Una seconda indicazione è che l’emergenza ha imposto una formazione obbligatoria e accelerata di tutti gli operatori – presidi, docenti e amministrativi – in particolare nel campo digitale, suggerita non da programmazioni centralizzate, ma dall’urgenza di creare spazi di comunicazione e di lavoro indispensabili a sostenere l’azione educativa e didattica a distanza. Un primato della prassi sulle concettualizzazioni che ha obbligato le scuole a uscire dallo sterile dibattito tecnologie sì/tecnologie no e a rimettere al centro la necessità di ampliare la gamma di soluzioni didattiche finalizzate all’apprendimento efficace. Per tutti è stato inevitabile avviare un percorso di riflessione sull’esperienza di insegnamento, affinando ragioni, finalità, contenuti: in una parola, avviando processi culturali innovativi.
Un terzo spunto è che in questi mesi ha ripreso forza il tema dell’impostazione personalizzata dei percorsi formativi. La necessità di scoprire come i ragazzi imparano, l’attenzione alla varietà di tempi e opportunità di apprendimento che li caratterizza e la scoperta del ruolo fondamentale delle relazioni tra pari nei gruppi di lavoro, hanno generato negli adulti impegnati a scuola, un lavoro puntuale per offrire stimoli a ciascun alunno, accompagnarlo con premura ad apprendere, aiutarlo a collocarsi in modo originale e autentico nel cammino della propria classe. Questa maggior conoscenza di approcci didattici personalizzati, acquisita tramite l’esperienza, potrà d’ora in poi offrire alla didattica integrata e mista prospettive e spazi di sperimentazione oltre l’emergenza, mobilitando varie modalità di insegnamento/apprendimento.
Anche la valutazione, riscoperta nel suo fondamentale valore formativo, potrà rientrare proprio tra le pratiche di personalizzazione, senza più l’esclusiva ossessione di “posare” semplicemente voti sul registro. Similmente gli esami conclusivi dei cicli di scuola, riformulati lo scorso anno scolastico in periodo di emergenza, potranno essere ridefiniti non solo in chiave di verifica delle competenze acquisite, ma, soprattutto, in chiave formativa e personalizzata, come d’altronde già previsto dal Dlgs 62/2017.

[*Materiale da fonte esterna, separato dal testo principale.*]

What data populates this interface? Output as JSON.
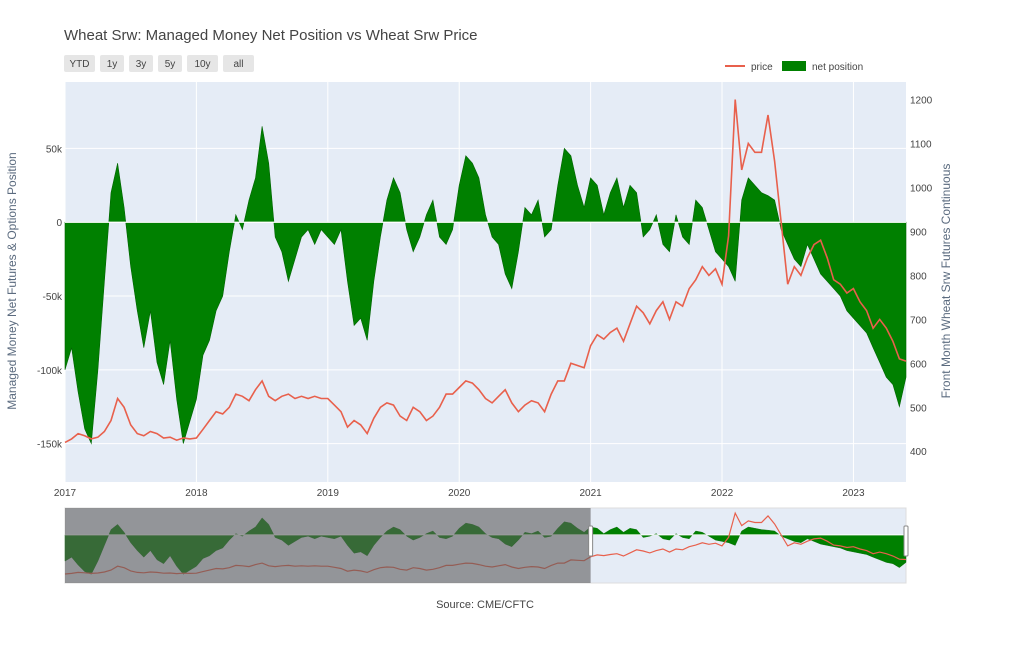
{
  "chart_data": {
    "type": "area+line",
    "title": "Wheat Srw: Managed Money Net Position vs Wheat Srw Price",
    "source": "Source: CME/CFTC",
    "ylabel_left": "Managed Money Net Futures & Options Position",
    "ylabel_right": "Front Month Wheat Srw Futures Continuous",
    "range_buttons": [
      "YTD",
      "1y",
      "3y",
      "5y",
      "10y",
      "all"
    ],
    "legend": {
      "placement": "top-right",
      "items": [
        "price",
        "net position"
      ]
    },
    "colors": {
      "price": "#e8604c",
      "net_position": "#008000",
      "plot_bg": "#e5ecf6",
      "selector_shade": "#5c5c5c"
    },
    "x_ticks": [
      "2017",
      "2018",
      "2019",
      "2020",
      "2021",
      "2022",
      "2023"
    ],
    "y_left_ticks": [
      "50k",
      "0",
      "-50k",
      "-100k",
      "-150k"
    ],
    "y_left_tick_values": [
      50000,
      0,
      -50000,
      -100000,
      -150000
    ],
    "y_left_range": [
      -176000,
      95000
    ],
    "y_right_ticks": [
      "1200",
      "1100",
      "1000",
      "900",
      "800",
      "700",
      "600",
      "500",
      "400"
    ],
    "y_right_tick_values": [
      1200,
      1100,
      1000,
      900,
      800,
      700,
      600,
      500,
      400
    ],
    "y_right_range": [
      330,
      1240
    ],
    "x_range": [
      2017.0,
      2023.4
    ],
    "range_selector_range": [
      2021.0,
      2023.4
    ],
    "series": [
      {
        "name": "net position",
        "axis": "left",
        "kind": "area",
        "x": [
          2017.0,
          2017.05,
          2017.1,
          2017.15,
          2017.2,
          2017.25,
          2017.3,
          2017.35,
          2017.4,
          2017.45,
          2017.5,
          2017.55,
          2017.6,
          2017.65,
          2017.7,
          2017.75,
          2017.8,
          2017.85,
          2017.9,
          2017.95,
          2018.0,
          2018.05,
          2018.1,
          2018.15,
          2018.2,
          2018.25,
          2018.3,
          2018.35,
          2018.4,
          2018.45,
          2018.5,
          2018.55,
          2018.6,
          2018.65,
          2018.7,
          2018.75,
          2018.8,
          2018.85,
          2018.9,
          2018.95,
          2019.0,
          2019.05,
          2019.1,
          2019.15,
          2019.2,
          2019.25,
          2019.3,
          2019.35,
          2019.4,
          2019.45,
          2019.5,
          2019.55,
          2019.6,
          2019.65,
          2019.7,
          2019.75,
          2019.8,
          2019.85,
          2019.9,
          2019.95,
          2020.0,
          2020.05,
          2020.1,
          2020.15,
          2020.2,
          2020.25,
          2020.3,
          2020.35,
          2020.4,
          2020.45,
          2020.5,
          2020.55,
          2020.6,
          2020.65,
          2020.7,
          2020.75,
          2020.8,
          2020.85,
          2020.9,
          2020.95,
          2021.0,
          2021.05,
          2021.1,
          2021.15,
          2021.2,
          2021.25,
          2021.3,
          2021.35,
          2021.4,
          2021.45,
          2021.5,
          2021.55,
          2021.6,
          2021.65,
          2021.7,
          2021.75,
          2021.8,
          2021.85,
          2021.9,
          2021.95,
          2022.0,
          2022.05,
          2022.1,
          2022.15,
          2022.2,
          2022.25,
          2022.3,
          2022.35,
          2022.4,
          2022.45,
          2022.5,
          2022.55,
          2022.6,
          2022.65,
          2022.7,
          2022.75,
          2022.8,
          2022.85,
          2022.9,
          2022.95,
          2023.0,
          2023.05,
          2023.1,
          2023.15,
          2023.2,
          2023.25,
          2023.3,
          2023.35,
          2023.4
        ],
        "values": [
          -100000,
          -85000,
          -115000,
          -140000,
          -150000,
          -100000,
          -40000,
          20000,
          40000,
          10000,
          -30000,
          -60000,
          -85000,
          -60000,
          -95000,
          -110000,
          -80000,
          -120000,
          -150000,
          -135000,
          -120000,
          -90000,
          -80000,
          -60000,
          -50000,
          -20000,
          5000,
          -5000,
          15000,
          30000,
          65000,
          40000,
          -10000,
          -20000,
          -40000,
          -25000,
          -10000,
          -5000,
          -15000,
          -5000,
          -10000,
          -15000,
          -5000,
          -40000,
          -70000,
          -65000,
          -80000,
          -40000,
          -10000,
          15000,
          30000,
          20000,
          -5000,
          -20000,
          -10000,
          5000,
          15000,
          -10000,
          -15000,
          -5000,
          25000,
          45000,
          40000,
          30000,
          5000,
          -10000,
          -15000,
          -35000,
          -45000,
          -20000,
          10000,
          5000,
          15000,
          -10000,
          -5000,
          25000,
          50000,
          45000,
          25000,
          10000,
          30000,
          25000,
          5000,
          20000,
          30000,
          10000,
          25000,
          20000,
          -10000,
          -5000,
          5000,
          -15000,
          -20000,
          5000,
          -10000,
          -15000,
          15000,
          10000,
          -5000,
          -20000,
          -25000,
          -30000,
          -40000,
          15000,
          30000,
          25000,
          20000,
          18000,
          15000,
          -5000,
          -15000,
          -25000,
          -30000,
          -15000,
          -25000,
          -35000,
          -40000,
          -45000,
          -50000,
          -60000,
          -65000,
          -70000,
          -75000,
          -85000,
          -95000,
          -105000,
          -110000,
          -125000,
          -105000
        ]
      },
      {
        "name": "price",
        "axis": "right",
        "kind": "line",
        "x": [
          2017.0,
          2017.05,
          2017.1,
          2017.15,
          2017.2,
          2017.25,
          2017.3,
          2017.35,
          2017.4,
          2017.45,
          2017.5,
          2017.55,
          2017.6,
          2017.65,
          2017.7,
          2017.75,
          2017.8,
          2017.85,
          2017.9,
          2017.95,
          2018.0,
          2018.05,
          2018.1,
          2018.15,
          2018.2,
          2018.25,
          2018.3,
          2018.35,
          2018.4,
          2018.45,
          2018.5,
          2018.55,
          2018.6,
          2018.65,
          2018.7,
          2018.75,
          2018.8,
          2018.85,
          2018.9,
          2018.95,
          2019.0,
          2019.05,
          2019.1,
          2019.15,
          2019.2,
          2019.25,
          2019.3,
          2019.35,
          2019.4,
          2019.45,
          2019.5,
          2019.55,
          2019.6,
          2019.65,
          2019.7,
          2019.75,
          2019.8,
          2019.85,
          2019.9,
          2019.95,
          2020.0,
          2020.05,
          2020.1,
          2020.15,
          2020.2,
          2020.25,
          2020.3,
          2020.35,
          2020.4,
          2020.45,
          2020.5,
          2020.55,
          2020.6,
          2020.65,
          2020.7,
          2020.75,
          2020.8,
          2020.85,
          2020.9,
          2020.95,
          2021.0,
          2021.05,
          2021.1,
          2021.15,
          2021.2,
          2021.25,
          2021.3,
          2021.35,
          2021.4,
          2021.45,
          2021.5,
          2021.55,
          2021.6,
          2021.65,
          2021.7,
          2021.75,
          2021.8,
          2021.85,
          2021.9,
          2021.95,
          2022.0,
          2022.05,
          2022.1,
          2022.15,
          2022.2,
          2022.25,
          2022.3,
          2022.35,
          2022.4,
          2022.45,
          2022.5,
          2022.55,
          2022.6,
          2022.65,
          2022.7,
          2022.75,
          2022.8,
          2022.85,
          2022.9,
          2022.95,
          2023.0,
          2023.05,
          2023.1,
          2023.15,
          2023.2,
          2023.25,
          2023.3,
          2023.35,
          2023.4
        ],
        "values": [
          420,
          428,
          440,
          435,
          428,
          432,
          445,
          470,
          520,
          500,
          460,
          440,
          435,
          445,
          440,
          430,
          432,
          425,
          430,
          428,
          430,
          450,
          470,
          490,
          485,
          500,
          530,
          525,
          515,
          540,
          560,
          525,
          515,
          525,
          530,
          520,
          525,
          520,
          525,
          520,
          520,
          505,
          490,
          455,
          470,
          460,
          440,
          475,
          500,
          510,
          505,
          480,
          470,
          500,
          490,
          470,
          480,
          500,
          530,
          530,
          545,
          560,
          555,
          540,
          520,
          510,
          525,
          540,
          510,
          490,
          505,
          515,
          510,
          490,
          530,
          560,
          560,
          600,
          595,
          590,
          640,
          665,
          655,
          670,
          680,
          650,
          690,
          730,
          715,
          690,
          720,
          740,
          700,
          740,
          730,
          770,
          790,
          820,
          800,
          815,
          780,
          890,
          1200,
          1040,
          1100,
          1080,
          1080,
          1165,
          1060,
          920,
          780,
          820,
          800,
          840,
          870,
          880,
          840,
          790,
          780,
          760,
          770,
          740,
          720,
          680,
          700,
          680,
          650,
          610,
          605
        ]
      }
    ]
  }
}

Sono, quelli sopra evidenziati, aspetti di indubbia novità che, se supportati da aggiornamento e semplificazione della normativa scolastica non più procrastinabili, costituiscono elementi fondativi di rinnovate esperienze di autonomia delle istituzioni scolastiche e leve strategiche per il rilancio di un sistema scolastico all’altezza delle nuove sfide.